In the case of Islam, this is especially true, and it is important that we reduce the unfortunate level of ignorance that presently exists in the West toward Islam as a religion and Muslims as a diverse people if we are to prevent hatred.
Western people can increase their understanding of Islam and Muslims in two ways.
First, we can find out about the almost unbelievable influence that Muslims have had on the progress and enhancement of life in the West.
In doing so, we will not only come to value the Muslims as a people more, but we will also come to esteem other peoples, such as the Chinese, from whom the Muslims brought so many inventions and goods to the West.
The second way we can foster better understanding is learning how Islam and Muslims can contribute to solving the very real problems of the present and future.
Prince Charles, for instance, made a pertinent point in a speech to the Oxford Centre for Islamic Studies when he remarked that the West must learn from Islam how to integrate science and religion, an area at which the Muslims have historically proved adept.
Indeed, there is much the West can learn from the congruity of science and true religion so often mentioned in the Koran itself.
The West can also learn from Islam how to deal with the problem of race.
Arnold Toynbee mentions in a prescient and compelling essay written in the 1940's the extraordinary success Islam had in remedying the race problem and declared that the West had a great deal to learn from Islam.

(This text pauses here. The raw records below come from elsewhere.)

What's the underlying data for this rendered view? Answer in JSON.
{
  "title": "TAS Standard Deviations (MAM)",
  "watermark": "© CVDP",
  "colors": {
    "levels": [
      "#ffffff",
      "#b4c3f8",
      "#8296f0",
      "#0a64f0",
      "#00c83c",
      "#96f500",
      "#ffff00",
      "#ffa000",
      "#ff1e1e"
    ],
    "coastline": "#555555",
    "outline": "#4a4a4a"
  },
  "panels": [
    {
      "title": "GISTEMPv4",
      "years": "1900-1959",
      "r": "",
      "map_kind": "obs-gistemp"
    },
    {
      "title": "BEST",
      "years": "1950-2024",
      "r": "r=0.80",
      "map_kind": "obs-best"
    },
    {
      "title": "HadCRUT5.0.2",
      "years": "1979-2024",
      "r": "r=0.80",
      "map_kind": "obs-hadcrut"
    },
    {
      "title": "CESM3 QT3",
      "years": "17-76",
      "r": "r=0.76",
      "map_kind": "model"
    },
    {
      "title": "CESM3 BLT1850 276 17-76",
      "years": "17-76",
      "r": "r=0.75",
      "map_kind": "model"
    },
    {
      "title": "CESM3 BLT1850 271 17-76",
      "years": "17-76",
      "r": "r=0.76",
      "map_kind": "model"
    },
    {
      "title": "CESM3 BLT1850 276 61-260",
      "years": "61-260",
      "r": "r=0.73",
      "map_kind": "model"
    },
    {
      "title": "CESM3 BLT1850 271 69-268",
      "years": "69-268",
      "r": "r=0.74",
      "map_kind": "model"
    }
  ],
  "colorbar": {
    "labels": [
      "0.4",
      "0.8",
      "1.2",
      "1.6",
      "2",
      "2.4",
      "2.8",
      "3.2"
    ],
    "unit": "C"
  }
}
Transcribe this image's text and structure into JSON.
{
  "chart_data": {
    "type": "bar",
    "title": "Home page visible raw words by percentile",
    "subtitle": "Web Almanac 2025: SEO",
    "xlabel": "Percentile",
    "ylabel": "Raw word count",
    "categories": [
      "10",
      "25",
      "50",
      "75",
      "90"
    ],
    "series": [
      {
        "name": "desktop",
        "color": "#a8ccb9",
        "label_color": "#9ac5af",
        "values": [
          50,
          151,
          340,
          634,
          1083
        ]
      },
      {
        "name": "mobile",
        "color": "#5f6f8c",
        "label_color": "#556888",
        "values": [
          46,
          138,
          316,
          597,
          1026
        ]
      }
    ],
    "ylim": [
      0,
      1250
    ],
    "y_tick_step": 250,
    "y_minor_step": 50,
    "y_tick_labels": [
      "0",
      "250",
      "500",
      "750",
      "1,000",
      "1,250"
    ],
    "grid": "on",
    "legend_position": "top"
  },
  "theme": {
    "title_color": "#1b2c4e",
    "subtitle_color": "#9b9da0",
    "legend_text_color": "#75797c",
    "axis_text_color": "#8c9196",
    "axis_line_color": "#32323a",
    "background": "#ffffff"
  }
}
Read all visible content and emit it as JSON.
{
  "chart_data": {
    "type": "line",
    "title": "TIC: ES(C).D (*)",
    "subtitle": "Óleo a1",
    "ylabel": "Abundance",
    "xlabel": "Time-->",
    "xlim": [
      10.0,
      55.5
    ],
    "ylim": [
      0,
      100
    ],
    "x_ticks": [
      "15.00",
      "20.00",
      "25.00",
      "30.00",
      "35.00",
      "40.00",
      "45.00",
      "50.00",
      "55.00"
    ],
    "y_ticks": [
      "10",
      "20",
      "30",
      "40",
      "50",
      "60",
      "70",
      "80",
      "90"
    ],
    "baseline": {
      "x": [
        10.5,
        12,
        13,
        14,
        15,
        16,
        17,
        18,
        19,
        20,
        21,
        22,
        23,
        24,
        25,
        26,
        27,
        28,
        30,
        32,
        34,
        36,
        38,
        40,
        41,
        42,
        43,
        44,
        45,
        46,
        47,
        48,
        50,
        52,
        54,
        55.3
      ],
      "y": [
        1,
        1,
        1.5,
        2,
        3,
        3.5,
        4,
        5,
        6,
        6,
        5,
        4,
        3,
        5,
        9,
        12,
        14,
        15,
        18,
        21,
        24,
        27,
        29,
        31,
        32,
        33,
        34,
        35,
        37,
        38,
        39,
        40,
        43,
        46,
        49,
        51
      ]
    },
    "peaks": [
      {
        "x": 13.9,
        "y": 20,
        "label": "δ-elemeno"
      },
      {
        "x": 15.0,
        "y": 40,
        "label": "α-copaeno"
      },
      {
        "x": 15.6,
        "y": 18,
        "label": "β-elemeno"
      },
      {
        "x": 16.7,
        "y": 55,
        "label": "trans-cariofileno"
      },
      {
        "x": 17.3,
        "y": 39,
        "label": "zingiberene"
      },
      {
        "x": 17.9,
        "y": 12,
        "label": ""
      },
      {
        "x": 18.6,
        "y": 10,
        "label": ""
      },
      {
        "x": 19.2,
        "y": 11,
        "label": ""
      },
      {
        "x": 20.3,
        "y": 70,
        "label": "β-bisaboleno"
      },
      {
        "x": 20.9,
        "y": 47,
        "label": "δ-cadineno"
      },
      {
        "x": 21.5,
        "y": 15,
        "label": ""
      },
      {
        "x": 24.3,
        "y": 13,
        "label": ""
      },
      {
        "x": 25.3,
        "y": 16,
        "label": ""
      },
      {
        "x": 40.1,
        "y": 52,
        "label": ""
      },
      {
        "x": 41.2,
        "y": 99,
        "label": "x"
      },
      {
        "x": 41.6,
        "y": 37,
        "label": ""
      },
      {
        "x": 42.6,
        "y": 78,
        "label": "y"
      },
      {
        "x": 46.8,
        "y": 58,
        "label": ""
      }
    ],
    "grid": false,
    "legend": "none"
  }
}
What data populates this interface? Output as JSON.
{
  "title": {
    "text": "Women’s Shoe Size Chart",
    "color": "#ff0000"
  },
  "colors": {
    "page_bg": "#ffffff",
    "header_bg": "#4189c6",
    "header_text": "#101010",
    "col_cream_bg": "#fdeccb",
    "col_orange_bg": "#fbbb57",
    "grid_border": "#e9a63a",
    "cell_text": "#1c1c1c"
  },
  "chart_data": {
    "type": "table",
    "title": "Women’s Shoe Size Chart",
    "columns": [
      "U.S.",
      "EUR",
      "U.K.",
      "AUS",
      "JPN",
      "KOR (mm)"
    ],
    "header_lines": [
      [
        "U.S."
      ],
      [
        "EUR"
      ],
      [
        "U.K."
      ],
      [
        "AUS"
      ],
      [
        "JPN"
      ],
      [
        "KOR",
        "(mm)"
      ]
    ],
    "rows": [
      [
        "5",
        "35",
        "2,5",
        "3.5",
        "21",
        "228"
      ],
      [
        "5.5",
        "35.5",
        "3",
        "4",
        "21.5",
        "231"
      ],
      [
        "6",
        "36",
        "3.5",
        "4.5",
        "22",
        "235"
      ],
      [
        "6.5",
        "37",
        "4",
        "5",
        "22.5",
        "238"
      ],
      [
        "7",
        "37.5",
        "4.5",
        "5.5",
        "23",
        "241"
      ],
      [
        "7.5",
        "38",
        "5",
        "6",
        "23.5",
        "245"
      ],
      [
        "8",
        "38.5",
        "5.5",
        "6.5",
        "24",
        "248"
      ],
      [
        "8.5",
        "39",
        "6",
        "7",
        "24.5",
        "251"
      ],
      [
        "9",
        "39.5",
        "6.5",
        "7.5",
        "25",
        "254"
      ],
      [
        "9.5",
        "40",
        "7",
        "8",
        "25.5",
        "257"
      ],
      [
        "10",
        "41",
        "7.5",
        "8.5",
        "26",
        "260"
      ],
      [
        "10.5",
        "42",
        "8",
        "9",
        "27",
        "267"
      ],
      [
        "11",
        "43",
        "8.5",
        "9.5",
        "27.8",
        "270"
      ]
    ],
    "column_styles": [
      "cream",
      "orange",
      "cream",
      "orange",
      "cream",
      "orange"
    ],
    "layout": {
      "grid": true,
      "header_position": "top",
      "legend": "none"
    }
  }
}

He felt the danger of a race war was quite imminent in the world, and seeing the possibility of that war being launched in Muslim lands against the conquering West, he felt it was important to conciliate Islam and acknowledge the immense power it has had in freeing a large part of the world's population from segregation and exploitation by recognizing and affirming the brotherhood of the "children of Adam and Eve."
The Koran declares, "We have made you a plurality of races and tribes for you to know each other."
If we reflect on the animosities that exist today as a result of ignorance and stereotyping of other people, it is easy to recognize that "knowing one another" is one of the most pressing moral obligations challenging humanity today.
Martin Luther King said, "If we don't live as brothers, we will die as fools."
The human family is a great one and the Muslim branch is certainly worth knowing.